Marrie et femme / «Noces» de Stephen Streker

Zahira (Lina El Arabi) aimerait pouvoir garder le meilleur des deux mondes, dont elle est le fruit

Une jeune Belgo-Pakistanaise de 18 ans lutte contre un mariage forcé et le poids des traditions familiales. Un film coup de poing. Et pieds liés…

«A quoi ça sert d’être intelligente si l’on n’est pas fiable?» La question sentencieuse du professeur que singe Aurore pour faire rire son amie d’enfance Zahira (Lina El Arabi), qui a manqué de peu d’être en retard au lycée, aurait pu être aussi prononcée par le père de cette dernière. Mansoor (Babak Karimi), modeste petit commerçant pakistanais, songerait à la réussite non pas professionnelle mais familiale, qui passe par l’observation des traditions.

Et les traditions, à l’âge de la majorité de Zahira, c’est le premier biryani (plat à base de riz) fait dans la joie par la future mère qu’elle est, mais c’est aussi l’horizon triste du mariage forcé avec un homme du village, de la future épouse qu’elle refuse d’être. Pour seule concession à la modernité, ses parents lui laissent le choix entre trois candidats imposés.

Habituée à jongler entre une école et des amitiés d’où la tradition est bannie, et la maison où elle devient envahissante, Zahira est tiraillée entre ses aspirations à la liberté et l’amour pour sa famille.

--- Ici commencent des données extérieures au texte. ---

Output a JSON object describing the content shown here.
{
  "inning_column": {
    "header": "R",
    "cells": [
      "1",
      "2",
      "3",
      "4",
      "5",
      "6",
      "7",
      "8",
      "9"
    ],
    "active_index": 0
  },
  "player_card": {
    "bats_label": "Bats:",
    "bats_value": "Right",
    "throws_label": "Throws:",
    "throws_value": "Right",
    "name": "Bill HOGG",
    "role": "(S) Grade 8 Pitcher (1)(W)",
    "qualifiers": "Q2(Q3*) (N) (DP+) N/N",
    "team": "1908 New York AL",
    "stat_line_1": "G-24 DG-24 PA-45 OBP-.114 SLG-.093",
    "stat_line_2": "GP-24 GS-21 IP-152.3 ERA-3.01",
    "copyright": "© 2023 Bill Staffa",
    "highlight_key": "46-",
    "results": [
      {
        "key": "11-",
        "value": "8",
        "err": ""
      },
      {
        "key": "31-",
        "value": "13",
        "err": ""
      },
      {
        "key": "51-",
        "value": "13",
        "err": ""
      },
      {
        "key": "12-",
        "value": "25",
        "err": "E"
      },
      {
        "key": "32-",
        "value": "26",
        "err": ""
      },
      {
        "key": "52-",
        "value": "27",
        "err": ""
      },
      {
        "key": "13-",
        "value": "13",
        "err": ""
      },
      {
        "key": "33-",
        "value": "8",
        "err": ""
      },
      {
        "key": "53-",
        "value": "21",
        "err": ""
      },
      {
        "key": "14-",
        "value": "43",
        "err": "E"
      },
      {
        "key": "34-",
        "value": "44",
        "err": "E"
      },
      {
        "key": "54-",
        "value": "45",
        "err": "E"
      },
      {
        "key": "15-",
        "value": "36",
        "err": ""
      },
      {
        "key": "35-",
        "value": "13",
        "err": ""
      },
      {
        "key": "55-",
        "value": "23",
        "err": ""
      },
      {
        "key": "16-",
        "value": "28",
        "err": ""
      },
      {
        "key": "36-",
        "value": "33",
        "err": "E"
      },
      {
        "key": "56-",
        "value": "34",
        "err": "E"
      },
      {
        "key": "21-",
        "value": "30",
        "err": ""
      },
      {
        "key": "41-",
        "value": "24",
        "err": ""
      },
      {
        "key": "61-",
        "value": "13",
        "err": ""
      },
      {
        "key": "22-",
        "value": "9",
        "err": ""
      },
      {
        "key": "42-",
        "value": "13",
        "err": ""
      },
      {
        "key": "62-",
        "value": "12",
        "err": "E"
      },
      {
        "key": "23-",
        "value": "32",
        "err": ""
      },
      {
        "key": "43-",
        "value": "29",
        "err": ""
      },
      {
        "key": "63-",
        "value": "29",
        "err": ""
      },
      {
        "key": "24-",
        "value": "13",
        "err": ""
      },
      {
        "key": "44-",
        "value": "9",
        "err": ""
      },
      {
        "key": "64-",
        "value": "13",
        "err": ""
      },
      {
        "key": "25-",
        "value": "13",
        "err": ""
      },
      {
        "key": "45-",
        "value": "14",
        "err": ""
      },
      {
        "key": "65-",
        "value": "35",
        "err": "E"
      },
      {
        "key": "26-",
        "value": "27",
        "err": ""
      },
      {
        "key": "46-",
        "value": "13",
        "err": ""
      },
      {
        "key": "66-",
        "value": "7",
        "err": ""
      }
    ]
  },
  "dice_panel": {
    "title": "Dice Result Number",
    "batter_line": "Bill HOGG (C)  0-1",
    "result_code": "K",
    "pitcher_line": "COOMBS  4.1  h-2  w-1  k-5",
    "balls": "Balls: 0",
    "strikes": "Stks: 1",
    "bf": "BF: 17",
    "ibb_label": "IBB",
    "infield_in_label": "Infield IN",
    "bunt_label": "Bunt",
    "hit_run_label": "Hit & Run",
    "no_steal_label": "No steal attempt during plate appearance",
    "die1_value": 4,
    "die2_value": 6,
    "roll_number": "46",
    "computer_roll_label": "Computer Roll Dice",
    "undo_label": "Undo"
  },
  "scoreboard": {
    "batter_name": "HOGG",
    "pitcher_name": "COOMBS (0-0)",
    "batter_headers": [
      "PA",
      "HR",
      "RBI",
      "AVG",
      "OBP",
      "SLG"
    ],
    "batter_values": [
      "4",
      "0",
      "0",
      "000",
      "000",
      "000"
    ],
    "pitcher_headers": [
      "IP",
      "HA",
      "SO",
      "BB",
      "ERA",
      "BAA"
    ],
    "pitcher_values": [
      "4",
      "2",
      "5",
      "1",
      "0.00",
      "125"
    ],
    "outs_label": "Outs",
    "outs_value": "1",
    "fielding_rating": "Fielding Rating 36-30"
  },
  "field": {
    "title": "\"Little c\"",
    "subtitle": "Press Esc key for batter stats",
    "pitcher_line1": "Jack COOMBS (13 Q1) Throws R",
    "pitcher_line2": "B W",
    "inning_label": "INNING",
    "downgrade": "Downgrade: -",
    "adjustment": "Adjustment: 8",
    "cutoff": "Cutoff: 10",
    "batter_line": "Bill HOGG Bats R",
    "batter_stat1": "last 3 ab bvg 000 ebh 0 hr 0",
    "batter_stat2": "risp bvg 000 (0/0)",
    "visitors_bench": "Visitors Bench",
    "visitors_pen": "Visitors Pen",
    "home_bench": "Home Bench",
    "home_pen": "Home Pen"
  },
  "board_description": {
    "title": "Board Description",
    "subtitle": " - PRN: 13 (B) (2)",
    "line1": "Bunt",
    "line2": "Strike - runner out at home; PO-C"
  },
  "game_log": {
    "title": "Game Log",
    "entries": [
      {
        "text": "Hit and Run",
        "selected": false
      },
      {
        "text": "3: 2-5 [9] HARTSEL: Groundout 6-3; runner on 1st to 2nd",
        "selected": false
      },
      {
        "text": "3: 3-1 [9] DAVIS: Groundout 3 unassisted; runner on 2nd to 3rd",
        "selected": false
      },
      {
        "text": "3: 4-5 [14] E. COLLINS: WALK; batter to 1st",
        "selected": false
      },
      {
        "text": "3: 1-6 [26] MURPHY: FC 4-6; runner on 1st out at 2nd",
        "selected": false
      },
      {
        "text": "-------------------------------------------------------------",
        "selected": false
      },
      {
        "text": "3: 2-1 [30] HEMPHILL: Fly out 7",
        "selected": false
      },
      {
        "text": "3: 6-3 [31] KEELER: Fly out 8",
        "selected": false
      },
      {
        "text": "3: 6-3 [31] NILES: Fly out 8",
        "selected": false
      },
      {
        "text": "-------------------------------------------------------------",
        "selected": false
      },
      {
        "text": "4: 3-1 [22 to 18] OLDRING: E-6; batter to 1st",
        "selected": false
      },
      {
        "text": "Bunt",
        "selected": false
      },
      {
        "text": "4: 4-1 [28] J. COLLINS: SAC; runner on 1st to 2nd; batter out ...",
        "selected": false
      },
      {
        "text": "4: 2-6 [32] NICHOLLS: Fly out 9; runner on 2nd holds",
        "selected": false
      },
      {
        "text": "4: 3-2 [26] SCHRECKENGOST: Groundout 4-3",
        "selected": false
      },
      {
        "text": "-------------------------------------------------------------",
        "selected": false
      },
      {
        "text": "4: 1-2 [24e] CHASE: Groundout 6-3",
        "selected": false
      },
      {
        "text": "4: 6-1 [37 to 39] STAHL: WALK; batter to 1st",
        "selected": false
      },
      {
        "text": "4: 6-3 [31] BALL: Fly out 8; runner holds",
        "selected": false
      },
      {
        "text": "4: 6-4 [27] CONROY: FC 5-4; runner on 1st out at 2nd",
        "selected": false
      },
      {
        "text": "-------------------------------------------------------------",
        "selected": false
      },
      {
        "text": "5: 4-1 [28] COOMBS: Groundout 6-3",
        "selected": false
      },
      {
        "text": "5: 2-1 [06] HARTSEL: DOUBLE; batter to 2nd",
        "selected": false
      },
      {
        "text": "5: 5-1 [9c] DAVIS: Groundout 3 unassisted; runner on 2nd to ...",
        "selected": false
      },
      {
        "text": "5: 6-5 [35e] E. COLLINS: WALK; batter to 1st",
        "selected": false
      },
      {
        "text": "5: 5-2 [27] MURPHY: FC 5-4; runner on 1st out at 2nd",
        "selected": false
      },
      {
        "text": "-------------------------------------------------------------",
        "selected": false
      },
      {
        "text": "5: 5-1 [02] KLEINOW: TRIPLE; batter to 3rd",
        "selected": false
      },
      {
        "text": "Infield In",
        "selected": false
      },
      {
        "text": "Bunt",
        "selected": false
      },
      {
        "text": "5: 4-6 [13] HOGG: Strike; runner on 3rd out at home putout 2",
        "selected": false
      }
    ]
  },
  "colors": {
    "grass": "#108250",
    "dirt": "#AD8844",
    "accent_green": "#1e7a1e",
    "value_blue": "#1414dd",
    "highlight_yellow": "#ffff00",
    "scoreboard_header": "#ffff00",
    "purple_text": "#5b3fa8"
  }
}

Elle aimerait pouvoir garder le meilleur des deux mondes, dont elle est le fruit. Mais elle doit choisir. Chaque concession est un geste d’amour envers ses parents, mais un renoncement à son droit de disposer d’elle-même. Chaque opposition aux traditions est un acte de libération, mais une blessure faite à l’honneur de la famille.

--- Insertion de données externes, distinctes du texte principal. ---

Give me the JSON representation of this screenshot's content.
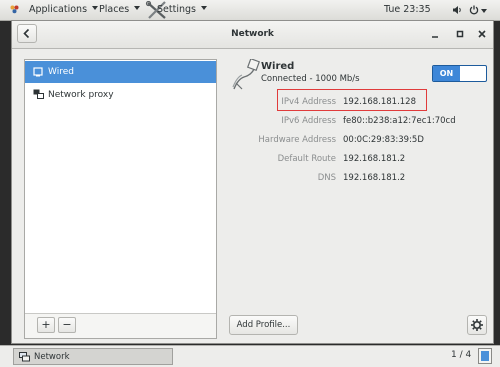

Au cœur des tensions familiales, attisées par la résistance de Zahira, le grand frère, Amir (Sébastien Houbani), joue un rôle décisif d’intermédiaire entre le père et la sœur, entre l’honneur de la famille et les aspirations émancipatrices.

Il doit faire comprendre à sa sœur l’intérêt de traditions qu’il n’a lui-même pas eu à combattre puisqu’elles lui réservent le beau rôle.

Du côté des femmes de la famille, Zahira ne peut espérer de soutien que de sa cadette. La mère, totalement dominée par la tradition, et la grande sœur, qui s’y est fait une raison, empêchent Zahira d’emprunter la voie qu’elles n’ont pas eu la possibilité, le courage sinon l’envie de prendre. Ses jeunes amis belges, tout comme le père (Olivier Gourmet) de sa copine Aurore, ne sont pas plus utiles, désemparés face à ce combat d’un autre temps.

En s’attaquant au sujet sensible du mariage forcé au cœur de l’immigration, Stephen Streker rend compte de combats pour l’émancipation qui se jouent sous nos latitudes, dans l’ombre des familles.

Dépassé(e)s

Dans ce film âpre, rythmé, sans musique, produit par Tarantula et tourné en grande partie au Luxembourg, le réalisateur belge explore si finement la vision de chaque intervenant, l’amour qui ne finit jamais de pétiller quand bien même l’honneur bafoué menace de le transformer en haine, qu’on ne cesse jamais de croire à une fin heureuse qui ménagerait tout le monde.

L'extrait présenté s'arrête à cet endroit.